And so the obvious thing to do to solve all-pairs shortest paths is just run the single source algorithm V times, once from each source. So I could do V times Breadth-first Search, V times Dijkstra, V times Bellman-Ford. And now, I just need to update my bounds.

OK so VE becomes V squared plus VE. If you're a little bit clever, or you assume E is at least V, that becomes VE. If I run Dijkstra V times, I'm going to get V squared log V plus V times E. And if I run Bellman-Ford V times, I get V squared E.

OK. And over here, everything's just going to increase by a V factor. So a little more intuitive is to think about the sparse case. I get V squared, V squared log V, and V cubed. Check that those match over there-- 1 equals V. And over here, I get V cubed, V cubed, and V to the fourth. OK. So pretty boring so far.

The interesting thing here is that we can beat the last result. The last result, which is the slowest one, could take as long as V to the fourth time. We can shave off a whole V factor.

So a better general case algorithm is called Johnson's algorithm. That will be the last algorithm we cover today. And it achieves this bound, which is the same as running Dijkstra V times. So it's between V squared log V and V cubed.

And that's cool, because this is the best algorithm we know for all-pairs, non-negative edge weight, shortest paths, just running Dijkstra V times. Not very smart-- but it's the best thing we know how to do. And what this says is, even when we have negative edge weights, actually we can achieve the same bound as running Dijkstra.

This is a bit counter intuitive because in 006 you're always told, if you have negative edge weights, can't use Dijkstra. Turns out, in the all-pairs shortest paths case, you kind of can. How can that be? Because this is a harder problem. If you could solve all-pairs shortest paths, of course you could solve single-source.

And that's actually the luxury. Because it's a harder problem, we have this VE term in the running time, which lets us do things like run Bellman-Ford once. And running Bellman-Ford once will let us run Dijkstra V times. That's the reason we can achieve this bound. But we won't be seeing that for a while.

For starters, I want to show you some connections between all-pairs shortest paths, and dynamic programming, and matrix multiplication, which turn out to give-- for dense graphs, we're just achieving V cubed in all situations. So our first goal is going to be to achieve V cubed time for general edge weights. So we're going to first achieve this bound. That will be a lot easier. And then eventually, we will achieve this bound. So the Floyd Warshall algorithm and some of these will get very close to V cubed.

All right. So we're going to start with our first approach to solving all-pairs shortest paths-- that is not using an existing single source algorithm-- is dynamic programming. Someone mentioned that already. It's a natural approach.
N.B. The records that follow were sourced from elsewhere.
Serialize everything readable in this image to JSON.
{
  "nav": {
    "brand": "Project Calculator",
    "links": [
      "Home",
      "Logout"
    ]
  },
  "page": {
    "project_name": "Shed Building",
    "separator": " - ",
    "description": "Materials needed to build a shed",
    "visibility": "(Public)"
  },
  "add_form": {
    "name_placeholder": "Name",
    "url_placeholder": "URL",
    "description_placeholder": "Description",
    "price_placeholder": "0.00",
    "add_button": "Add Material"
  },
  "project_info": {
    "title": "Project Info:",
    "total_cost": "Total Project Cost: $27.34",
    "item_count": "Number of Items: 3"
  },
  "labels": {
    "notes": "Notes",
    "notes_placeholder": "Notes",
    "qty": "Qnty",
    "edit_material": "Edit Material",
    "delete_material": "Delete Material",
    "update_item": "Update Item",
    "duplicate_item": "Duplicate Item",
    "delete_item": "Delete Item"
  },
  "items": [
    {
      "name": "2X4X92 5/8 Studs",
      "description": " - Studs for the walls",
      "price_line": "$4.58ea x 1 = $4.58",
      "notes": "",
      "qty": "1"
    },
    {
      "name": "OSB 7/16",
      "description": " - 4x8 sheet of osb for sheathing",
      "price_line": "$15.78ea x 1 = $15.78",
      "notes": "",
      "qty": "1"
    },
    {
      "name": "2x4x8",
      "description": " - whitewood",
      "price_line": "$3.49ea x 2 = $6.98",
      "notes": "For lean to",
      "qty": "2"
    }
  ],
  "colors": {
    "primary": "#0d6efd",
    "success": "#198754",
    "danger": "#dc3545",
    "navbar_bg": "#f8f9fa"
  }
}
Shortest paths is kind of dynamic programming. In fact, most dynamic programs, you can convert to single-source shortest paths, typically in a DAG-- not all, but a lot of them. So we could try dynamic programming.

Now, I'm going to preach to you a little bit about my way of thinking about dynamic programs. If you watched the 006 OCW version, you've seen the five easy steps to dynamic programming. And if you haven't, this will be new, otherwise, a reminder.

First thing I like to think about in a dynamic program is, what are the subproblems? The second thing I like to think about is, what am I guessing? I'm going to guess some feature of the solution. Third thing is, I want to write a recurrence relating subproblems solutions. Then, I'm basically done, but there's a couple wrap up things, which I'm going to have to use another board for.

So number four is, I need to check that I can actually resolve these subproblems in some order that's valid. Basically, this is saying that the constraint graph on some problems should be acyclic. Because if there's a cycle in the constraint graph, you take infinite time. Even if you memoize, if you do infinite recursion-- bad news. You'll never actually finish anything, so you never actually write anything in the memo table. So I want to make sure that it's acyclic.

I mean, this is really the same thing we're talking about in this erased row, which is topological ordering. Personally, I like to-- you could argue that it's acyclic. I like to just write down, here's a topological order. That's a nice proof that it's acyclic. If you write that down as for loops, then you actually have a bottom up dp. If you just take the recurrence, stick it inside the for loop, you're done, which we'll do in a moment. I guess I need a row for that.

And finally, you need to solve the original problem. And then, there's analysis and so on. But for specifying the algorithm, these are the key things you need to know.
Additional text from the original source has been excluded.